A normally solitary species forms a massive, peaceful super-colony inside Sulfur Cave

The cave’s smell and spider population make it unlikely to become a tourist spot. But for entomologists, the site is extraordinary. Typically, T. domestica—the common house spider—lives alone in a single funnel web. In the cave, thousands of funnels merge into a vast, multilayered web housing countless spiders together. Even more surprising, the researchers detected no signs of the species’ typical cannibalistic behavior.

The team also discovered P. vagans, a smaller sheet-web spider, living within the same massive structure. Outside this environment, T. domestica would normally prey on the smaller species, yet here the two coexist without conflict.

More than 110,000 spiders can coexist peacefully on one web thanks to abundant resources. The cave stream teems with midges, and spiders feed on sulfur-oxidizing bacteria, making the ecosystem fully chemosynthesis-based.

DNA Evidence of an Isolated Spider Population

Genetic tests reveal Sulfur Cave spiders have unique DNA, indicating long-term isolation. Their internal microbial communities were also far simpler. Cave T. domestica lay fewer eggs, likely due to low oxygen and absence of predators.

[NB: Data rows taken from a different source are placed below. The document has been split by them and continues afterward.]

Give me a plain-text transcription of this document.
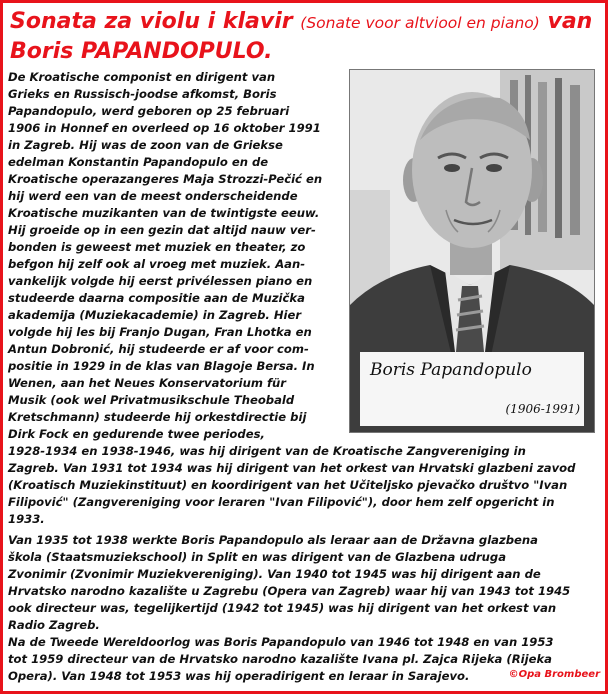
Sonata za violu i klavir (Sonate voor altviool en piano) van
Boris PAPANDOPULO.
Boris Papandopulo
(1906-1991)
De Kroatische componist en dirigent van
Grieks en Russisch-joodse afkomst, Boris
Papandopulo, werd geboren op 25 februari
1906 in Honnef en overleed op 16 oktober 1991
in Zagreb. Hij was de zoon van de Griekse
edelman Konstantin Papandopulo en de
Kroatische operazangeres Maja Strozzi-Pečić en
hij werd een van de meest onderscheidende
Kroatische muzikanten van de twintigste eeuw.
Hij groeide op in een gezin dat altijd nauw ver-
bonden is geweest met muziek en theater, zo
befgon hij zelf ook al vroeg met muziek. Aan-
vankelijk volgde hij eerst privélessen piano en
studeerde daarna compositie aan de Muzička
akademija (Muziekacademie) in Zagreb. Hier
volgde hij les bij Franjo Dugan, Fran Lhotka en
Antun Dobronić, hij studeerde er af voor com-
positie in 1929 in de klas van Blagoje Bersa. In
Wenen, aan het Neues Konservatorium für
Musik (ook wel Privatmusikschule Theobald
Kretschmann) studeerde hij orkestdirectie bij
Dirk Fock en gedurende twee periodes,
1928-1934 en 1938-1946, was hij dirigent van de Kroatische Zangvereniging in
Zagreb. Van 1931 tot 1934 was hij dirigent van het orkest van Hrvatski glazbeni zavod
(Kroatisch Muziekinstituut) en koordirigent van het Učiteljsko pjevačko društvo "Ivan
Filipović" (Zangvereniging voor leraren "Ivan Filipović"), door hem zelf opgericht in
1933.
Van 1935 tot 1938 werkte Boris Papandopulo als leraar aan de Državna glazbena
škola (Staatsmuziekschool) in Split en was dirigent van de Glazbena udruga
Zvonimir (Zvonimir Muziekvereniging). Van 1940 tot 1945 was hij dirigent aan de
Hrvatsko narodno kazalište u Zagrebu (Opera van Zagreb) waar hij van 1943 tot 1945
ook directeur was, tegelijkertijd (1942 tot 1945) was hij dirigent van het orkest van
Radio Zagreb.
Na de Tweede Wereldoorlog was Boris Papandopulo van 1946 tot 1948 en van 1953
tot 1959 directeur van de Hrvatsko narodno kazalište Ivana pl. Zajca Rijeka (Rijeka
Opera). Van 1948 tot 1953 was hij operadirigent en leraar in Sarajevo.	©Opa Brombeer
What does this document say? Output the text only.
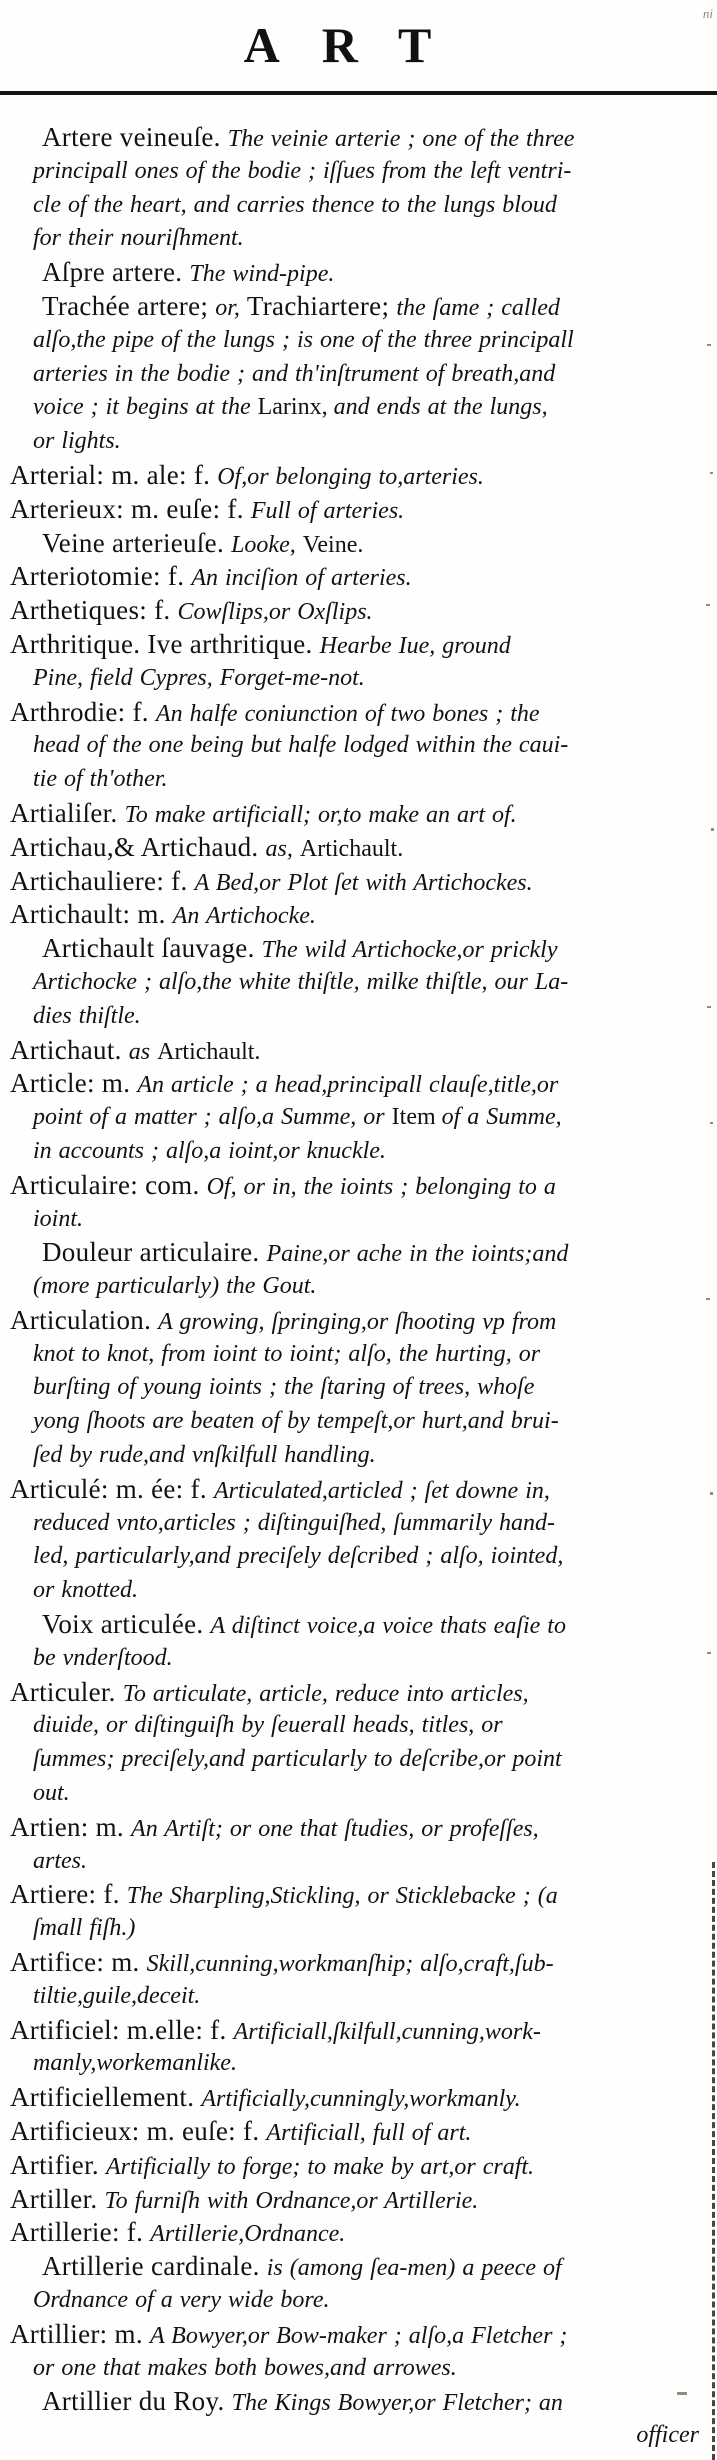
ART
ni
Artere veineuſe. The veinie arterie ; one of the three
principall ones of the bodie ; iſſues from the left ventri-
cle of the heart, and carries thence to the lungs bloud
for their nouriſhment.
Aſpre artere. The wind-pipe.
Trachée artere; or, Trachiartere; the ſame ; called
alſo,the pipe of the lungs ; is one of the three principall
arteries in the bodie ; and th'inſtrument of breath,and
voice ; it begins at the Larinx, and ends at the lungs,
or lights.
Arterial: m. ale: f. Of,or belonging to,arteries.
Arterieux: m. euſe: f. Full of arteries.
Veine arterieuſe. Looke, Veine.
Arteriotomie: f. An inciſion of arteries.
Arthetiques: f. Cowſlips,or Oxſlips.
Arthritique. Ive arthritique. Hearbe Iue, ground
Pine, field Cypres, Forget-me-not.
Arthrodie: f. An halfe coniunction of two bones ; the
head of the one being but halfe lodged within the caui-
tie of th'other.
Artialiſer. To make artificiall; or,to make an art of.
Artichau,& Artichaud. as, Artichault.
Artichauliere: f. A Bed,or Plot ſet with Artichockes.
Artichault: m. An Artichocke.
Artichault ſauvage. The wild Artichocke,or prickly
Artichocke ; alſo,the white thiſtle, milke thiſtle, our La-
dies thiſtle.
Artichaut. as Artichault.
Article: m. An article ; a head,principall clauſe,title,or
point of a matter ; alſo,a Summe, or Item of a Summe,
in accounts ; alſo,a ioint,or knuckle.
Articulaire: com. Of, or in, the ioints ; belonging to a
ioint.
Douleur articulaire. Paine,or ache in the ioints;and
(more particularly) the Gout.
Articulation. A growing, ſpringing,or ſhooting vp from
knot to knot, from ioint to ioint; alſo, the hurting, or
burſting of young ioints ; the ſtaring of trees, whoſe
yong ſhoots are beaten of by tempeſt,or hurt,and brui-
ſed by rude,and vnſkilfull handling.
Articulé: m. ée: f. Articulated,articled ; ſet downe in,
reduced vnto,articles ; diſtinguiſhed, ſummarily hand-
led, particularly,and preciſely deſcribed ; alſo, iointed,
or knotted.
Voix articulée. A diſtinct voice,a voice thats eaſie to
be vnderſtood.
Articuler. To articulate, article, reduce into articles,
diuide, or diſtinguiſh by ſeuerall heads, titles, or
ſummes; preciſely,and particularly to deſcribe,or point
out.
Artien: m. An Artiſt; or one that ſtudies, or profeſſes,
artes.
Artiere: f. The Sharpling,Stickling, or Sticklebacke ; (a
ſmall fiſh.)
Artifice: m. Skill,cunning,workmanſhip; alſo,craft,ſub-
tiltie,guile,deceit.
Artificiel: m.elle: f. Artificiall,ſkilfull,cunning,work-
manly,workemanlike.
Artificiellement. Artificially,cunningly,workmanly.
Artificieux: m. euſe: f. Artificiall, full of art.
Artifier. Artificially to forge; to make by art,or craft.
Artiller. To furniſh with Ordnance,or Artillerie.
Artillerie: f. Artillerie,Ordnance.
Artillerie cardinale. is (among ſea-men) a peece of
Ordnance of a very wide bore.
Artillier: m. A Bowyer,or Bow-maker ; alſo,a Fletcher ;
or one that makes both bowes,and arrowes.
Artillier du Roy. The Kings Bowyer,or Fletcher; an
officer
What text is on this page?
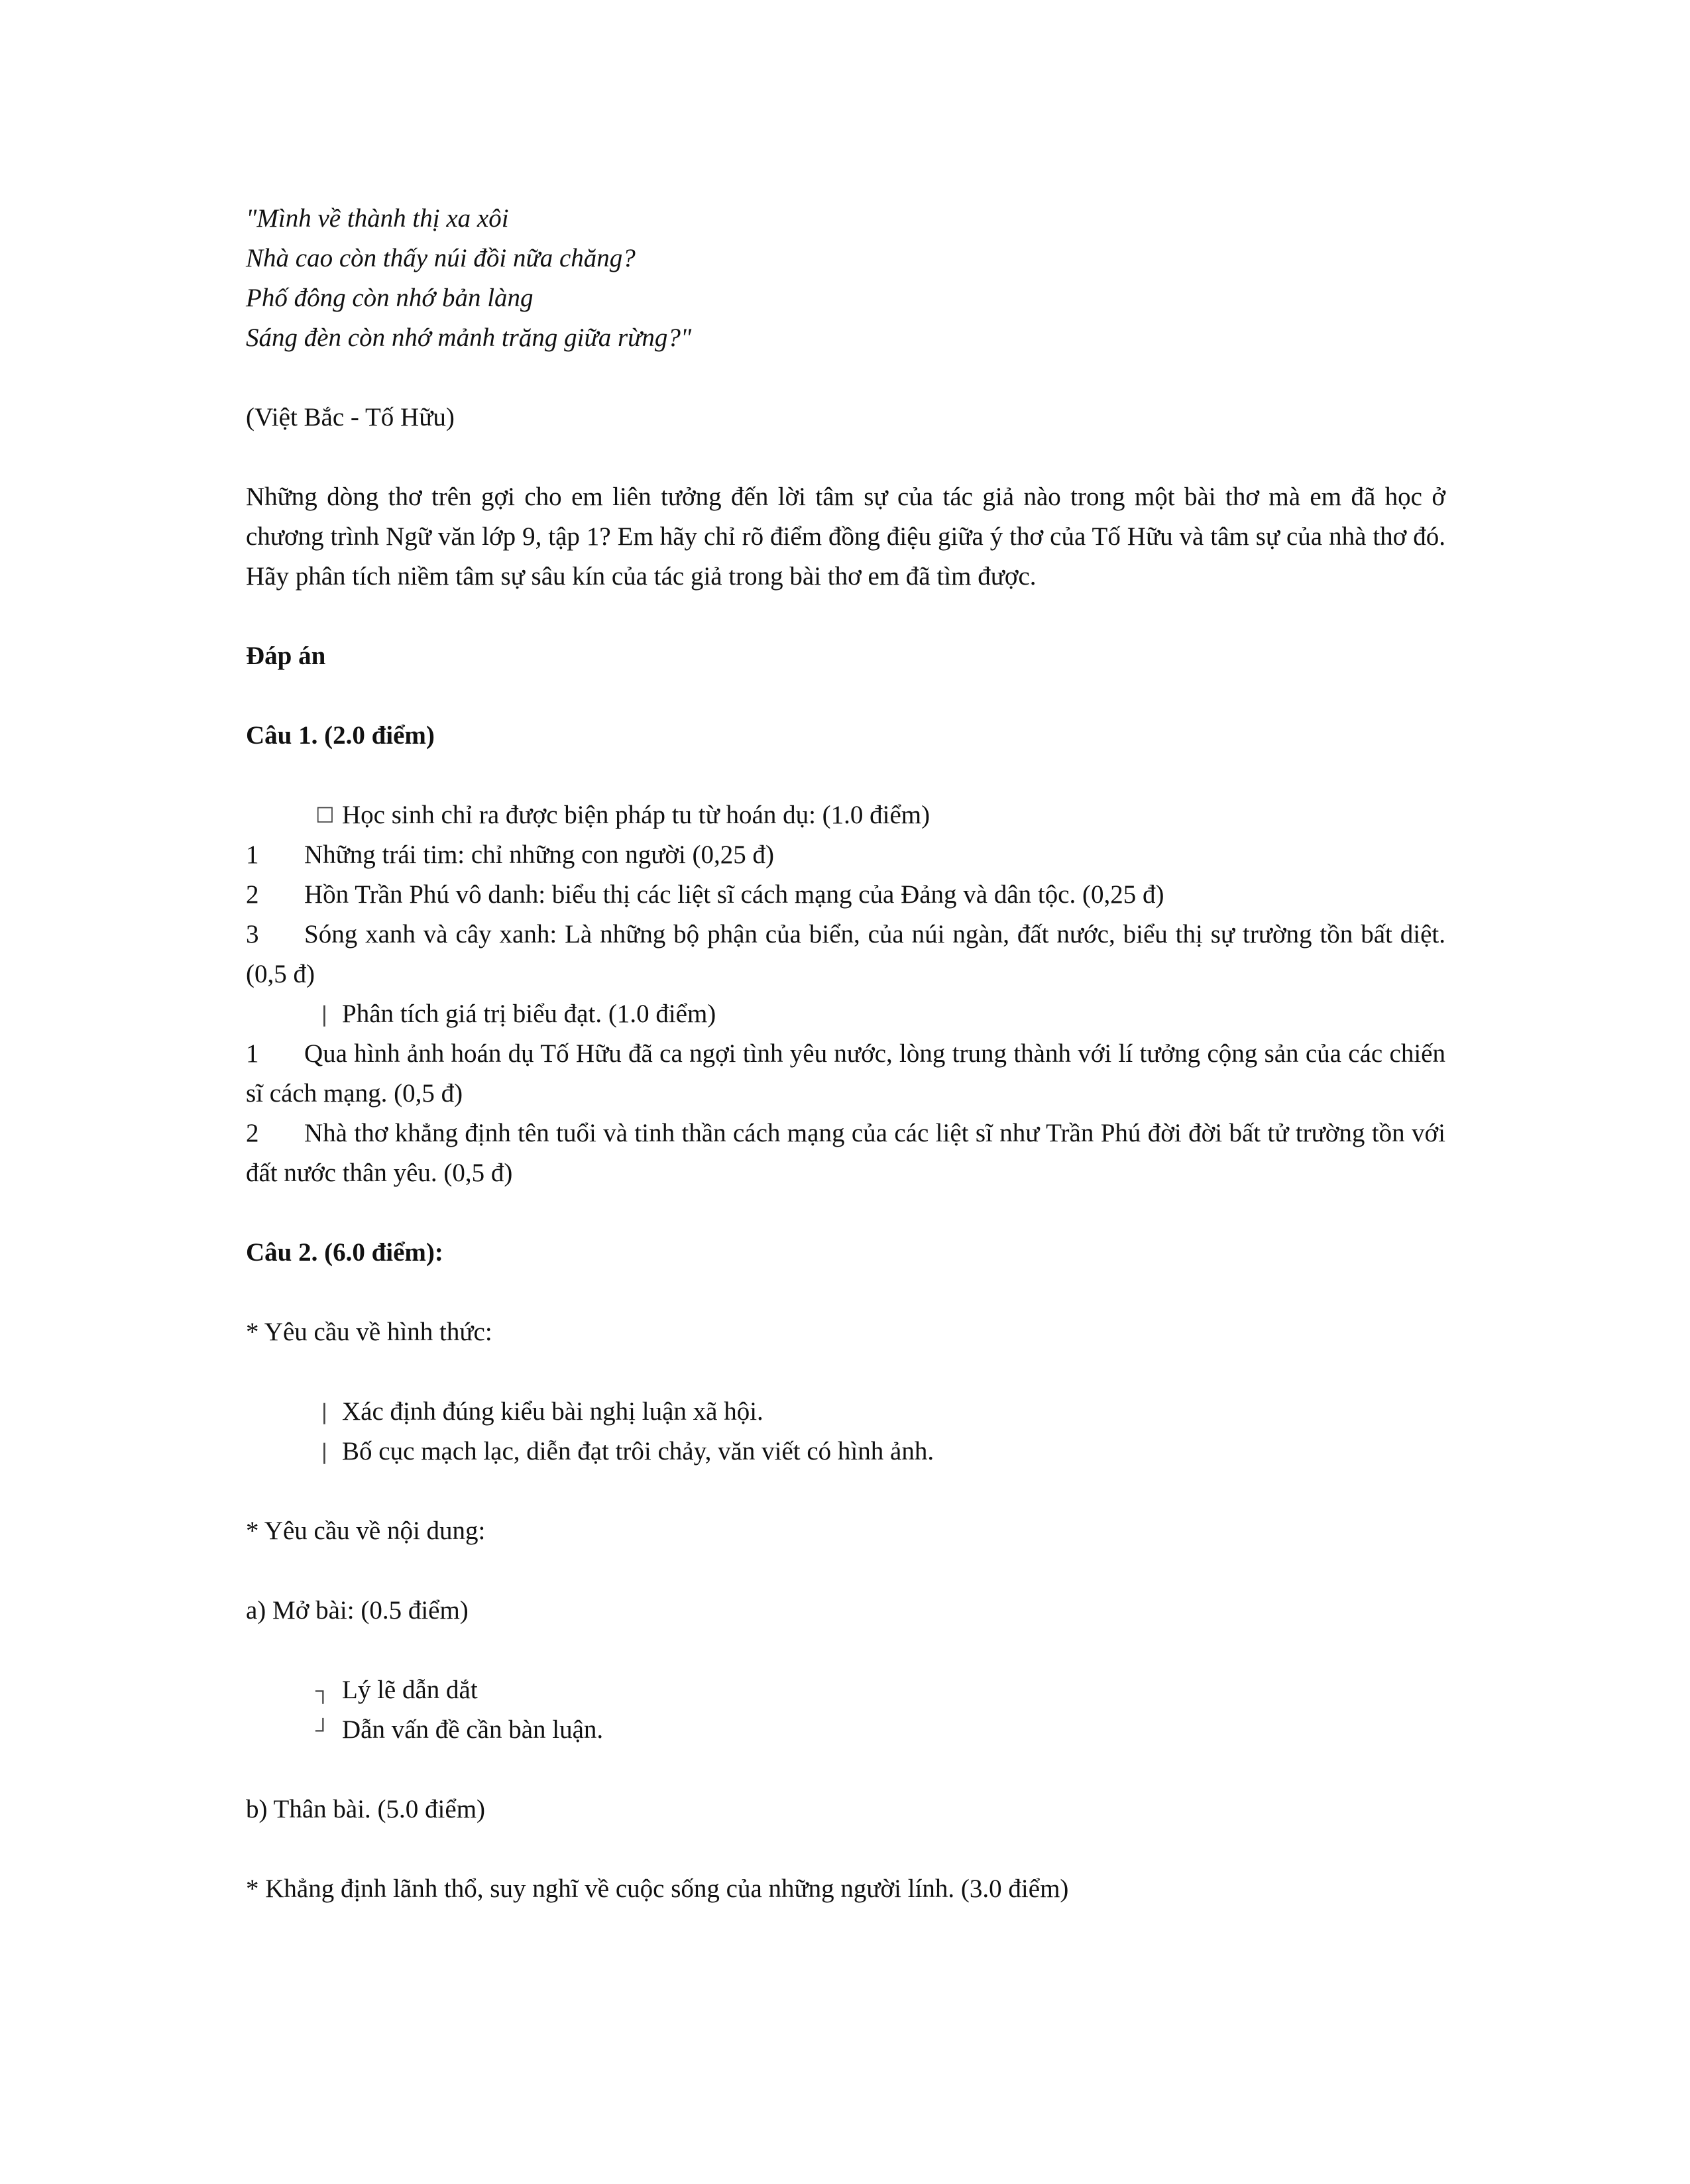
"Mình về thành thị xa xôi
Nhà cao còn thấy núi đồi nữa chăng?
Phố đông còn nhớ bản làng
Sáng đèn còn nhớ mảnh trăng giữa rừng?"

(Việt Bắc - Tố Hữu)

Những dòng thơ trên gợi cho em liên tưởng đến lời tâm sự của tác giả nào trong một bài thơ mà em đã học ở chương trình Ngữ văn lớp 9, tập 1? Em hãy chỉ rõ điểm đồng điệu giữa ý thơ của Tố Hữu và tâm sự của nhà thơ đó. Hãy phân tích niềm tâm sự sâu kín của tác giả trong bài thơ em đã tìm được.

Đáp án

Câu 1. (2.0 điểm)

☐ Học sinh chỉ ra được biện pháp tu từ hoán dụ: (1.0 điểm)
1	Những trái tim: chỉ những con người (0,25 đ)
2	Hồn Trần Phú vô danh: biểu thị các liệt sĩ cách mạng của Đảng và dân tộc. (0,25 đ)
3	Sóng xanh và cây xanh: Là những bộ phận của biển, của núi ngàn, đất nước, biểu thị sự trường tồn bất diệt. (0,5 đ)
❘ Phân tích giá trị biểu đạt. (1.0 điểm)
1	Qua hình ảnh hoán dụ Tố Hữu đã ca ngợi tình yêu nước, lòng trung thành với lí tưởng cộng sản của các chiến sĩ cách mạng. (0,5 đ)
2	Nhà thơ khẳng định tên tuổi và tinh thần cách mạng của các liệt sĩ như Trần Phú đời đời bất tử trường tồn với đất nước thân yêu. (0,5 đ)

Câu 2. (6.0 điểm):

* Yêu cầu về hình thức:

❘ Xác định đúng kiểu bài nghị luận xã hội.
❘ Bố cục mạch lạc, diễn đạt trôi chảy, văn viết có hình ảnh.

* Yêu cầu về nội dung:

a) Mở bài: (0.5 điểm)

┐ Lý lẽ dẫn dắt
┘ Dẫn vấn đề cần bàn luận.

b) Thân bài. (5.0 điểm)

* Khẳng định lãnh thổ, suy nghĩ về cuộc sống của những người lính. (3.0 điểm)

Researchers say the findings reveal rare colonial behavior in a common spider, driven by abundant resources in a chemoautotrophic cave, highlighting surface species’ adaptation to sulfur-rich underground ecosystems.

Similar recent studies have shown that even cheese-dwelling microbes evolve new strategies to survive in darkness, highlighting how quickly life adjusts to tough conditions.

Sulfur Cave may seem hellish to humans, but it shows life’s adaptability, as these spiders have altered their behavior and biology to thrive without sunlight.